The Israeli education system
- The 1949 Compulsory Education Act was the first official legal action taken in Israel to enforce compulsory education, ensuring free school attendance for children, for 9 years, from age 5. In 2009, compulsory education was extended until grade 12, and in 2016 compulsory school enrolment was lowered to age 3.
- State-funded Israeli general education works along a four-stream system, which provides secular, religious, and ultra-Orthodox (Haredi) educational institutions for Jewish Israelis. There are Arabic schools for the Arab, Bedouin, Christian Arab, and Druze Israeli minorities.
- Hebrew-speaking schools are managed by Jewish principals while schools teaching in Arabic are coordinated by Arab principals. However, all principals are subjugated to a centralised Israeli administration, funding, and curriculum which ensures similar requirements and teacher-salaries.
- Despite compulsory education starting at age 3, 47% of children are already enrolled in an educational institution before age 2. 99% of children between 3 and 5 was enrolled in an educational institution in 2019.
- It is commendable that more than half of the population, between 25 and 64 years-old, held tertiary attainment in 2019.
- Broken Chalk is pleased to note that Israel spends 6.7% of its GDP on education which is above the 4.9% OECD average.
- Between 2003 and 2017 dropout rates have fallen from 9.9% to 7.6% which is particularly remarkable since it ‘occurred primarily among the weakest students in the system’.
- Despite all the investments and successes, the Israeli educational sector does show severe issues.
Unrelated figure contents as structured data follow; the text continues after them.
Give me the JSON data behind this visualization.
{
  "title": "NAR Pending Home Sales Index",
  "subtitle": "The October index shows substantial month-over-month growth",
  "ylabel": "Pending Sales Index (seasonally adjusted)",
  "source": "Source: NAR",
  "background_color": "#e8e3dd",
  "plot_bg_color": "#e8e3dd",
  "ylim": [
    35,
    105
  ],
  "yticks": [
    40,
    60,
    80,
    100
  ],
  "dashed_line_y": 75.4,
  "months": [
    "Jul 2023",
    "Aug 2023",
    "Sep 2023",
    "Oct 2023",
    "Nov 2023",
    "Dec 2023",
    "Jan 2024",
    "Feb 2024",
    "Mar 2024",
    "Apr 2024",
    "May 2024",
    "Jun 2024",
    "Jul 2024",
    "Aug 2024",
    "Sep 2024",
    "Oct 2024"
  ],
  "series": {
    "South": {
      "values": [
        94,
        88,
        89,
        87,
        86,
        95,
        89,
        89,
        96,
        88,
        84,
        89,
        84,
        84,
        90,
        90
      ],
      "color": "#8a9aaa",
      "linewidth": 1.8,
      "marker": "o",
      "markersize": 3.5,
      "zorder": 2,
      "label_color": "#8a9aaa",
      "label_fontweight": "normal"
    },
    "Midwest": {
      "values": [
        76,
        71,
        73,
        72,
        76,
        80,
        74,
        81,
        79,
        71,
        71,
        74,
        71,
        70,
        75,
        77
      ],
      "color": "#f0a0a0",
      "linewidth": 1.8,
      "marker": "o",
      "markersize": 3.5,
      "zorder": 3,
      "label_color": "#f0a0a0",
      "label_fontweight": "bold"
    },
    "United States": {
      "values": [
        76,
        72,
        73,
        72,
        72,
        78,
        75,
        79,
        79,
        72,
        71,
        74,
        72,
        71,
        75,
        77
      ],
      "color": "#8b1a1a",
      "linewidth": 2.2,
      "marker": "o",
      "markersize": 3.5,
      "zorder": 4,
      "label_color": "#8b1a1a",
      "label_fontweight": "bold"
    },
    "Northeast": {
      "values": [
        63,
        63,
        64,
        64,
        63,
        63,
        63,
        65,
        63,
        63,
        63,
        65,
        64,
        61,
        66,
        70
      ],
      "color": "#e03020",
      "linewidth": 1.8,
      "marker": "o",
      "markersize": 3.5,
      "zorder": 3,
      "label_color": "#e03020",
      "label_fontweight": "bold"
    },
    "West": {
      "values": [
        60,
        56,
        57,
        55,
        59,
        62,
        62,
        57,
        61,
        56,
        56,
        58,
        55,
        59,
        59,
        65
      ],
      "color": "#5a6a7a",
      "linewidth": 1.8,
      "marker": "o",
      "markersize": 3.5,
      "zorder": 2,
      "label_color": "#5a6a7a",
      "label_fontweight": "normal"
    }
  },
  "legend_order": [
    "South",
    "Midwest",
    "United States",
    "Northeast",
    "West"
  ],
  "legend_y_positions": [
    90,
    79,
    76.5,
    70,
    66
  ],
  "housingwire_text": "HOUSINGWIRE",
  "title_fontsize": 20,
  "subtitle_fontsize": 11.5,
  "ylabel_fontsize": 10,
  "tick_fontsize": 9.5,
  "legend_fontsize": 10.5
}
Problems in the system are often related to the inequalities of the four-stream educational system, socioeconomic inequalities, and discrimination based on ethnicity.
- For instance, Israel has one of the highest gaps in achievement, based on the best and worst performing students in PISA, among OECD countries.
- Furthermore, enrolment numbers decline as studies proceed: enrolment amounted to 96.5% between age 6 to 14, while it was of 66.1% between age 15 to 19, in 2019.
- As Israel has ratified the Convention on the Rights of the Child [CRC] in 2005, the state must commit to carry out its duties and obligations which include the insurance of free compulsory education and equal opportunity for all children. Thus, Broken Chalk urges Israel to address all issues which prevent the realisation of the rights enshrined in the CRC.
Overview of the previous UN UPR cycle
- In its national report prepared for the 2018 UN UPR, Israel particularly emphasized its efforts to ensure human rights in its territories, including access to education. Israel promised to work for closing educational gaps, and for the integration of minorities into the Israeli society, also through education. Efforts are reflected in the Resolution project from 2014-2017 targeting Druze communities to improve their education, and in the efforts to provide state funded higher education for the Arab communities through the CHE academic colleges.
- Israel took further steps in expanding the number of years spent in education by lowering the obligatory school entrance age to age 3 and expanding after-school day-care services in 2017.
- In the previous UPR cycle, Israel received 5 recommendations regarding the right to education, focusing on narrowing the inequality gap among different ethnicities. Israel supported 3 of these recommendations, however it rejected 2 which regarded the issues existing in Area C of the occupied territories in West Bank (see section IV.).